22 June 2022

As part of the webinar series on ECCE and Privatisation, OMEP- RTE organised a seminar on 31 May 2022 in partnership with the UNESCO GEM Report on the theme ’Understanding the role and influence of Non–State Actors in early childhood care and education'. 

The seminar began with the introductory remarks of Mercedes Mayol Lassalle, OMEP’s World President. Mercedes briefed the background to the webinar series and set the context of the seminar.  Highlighting the tremendous growth in the private sector in ECCE and its challenges, she emphasised the need for understanding the role of non-state actors in ECCE and the potential impact on equal access. 

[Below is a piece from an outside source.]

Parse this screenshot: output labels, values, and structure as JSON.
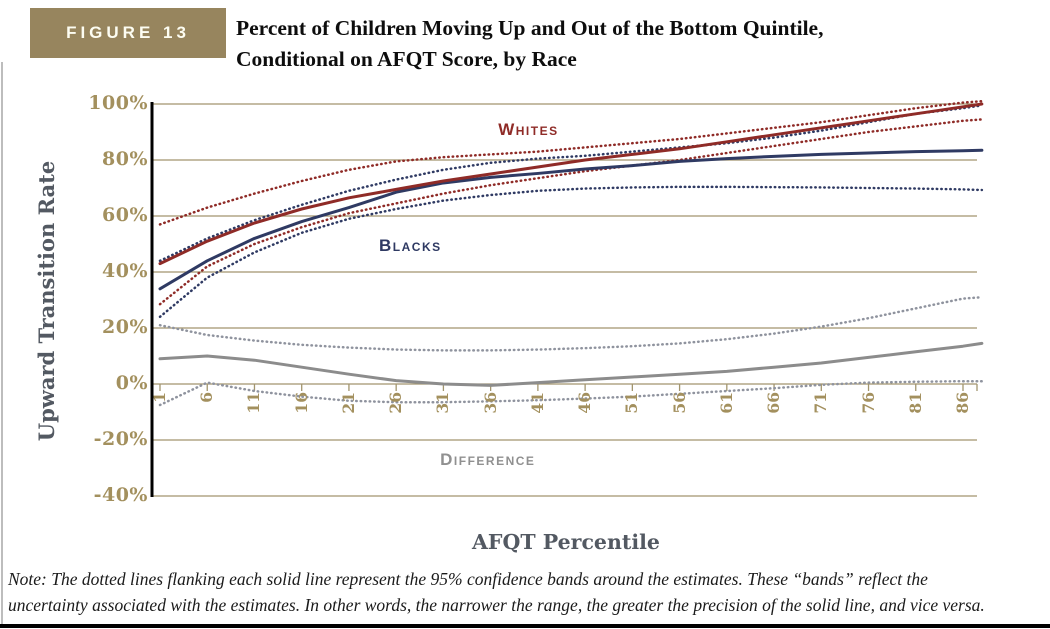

The main speaker of the seminar, Anna Cristina D’Addio, Senior Policy Analyst from UNESCO Global Education Monitoring Report, presented the major findings and recommendations of the 2021/22 GEM Report.  Some of the key findings which Anna emphasised in the report include:

  • Non-state actors lead care and education services for children under age three. Non-state provision is increasing in pre-primary education, up from 28.5% in 2000 to 37% in 2019. In Oceania, some countries have close to 100% of preschool students enrolled in non-state institutions. 

  • Rural and poorer children have much lower rates of access to non-state provision as non-state actors address demands in urban areas. On the other hand, in certain urban areas only non-state ECCE provisions are available, which are not accessible to poorer urban children  as the cost is too high.

  • Women often pay the price for weak public provision of ECCE. For example in Europe, women pay more than three times more for unpaid care work than men. 

  • Regulation has a weak focus on quality and equity. 

Anna’s recommendations included designing laws, policies, and programmes with an equity and inclusion perspective, and maintaining the transparency and integrity of the public education policy process to block vested interests. 

Aleksandra Jovic, Early Childhood Development Specialist in UNICEF Europe and Central Asia Regional Office, who responded and reflected on the GEM report, emphasised strongly the need for a regulatory mechanism. 

Finally, RTE’s Director Delphine Dorsi provided the concluding remarks, and stressed the importance of this topic in view of achieving SDG4. Delphine further highlighted some of the key issues like the high cost of non-state provision and burden on the women and emphasised the need for strengthening the public provision with adequate financing and a strong legal framework that upholds accountability of the State.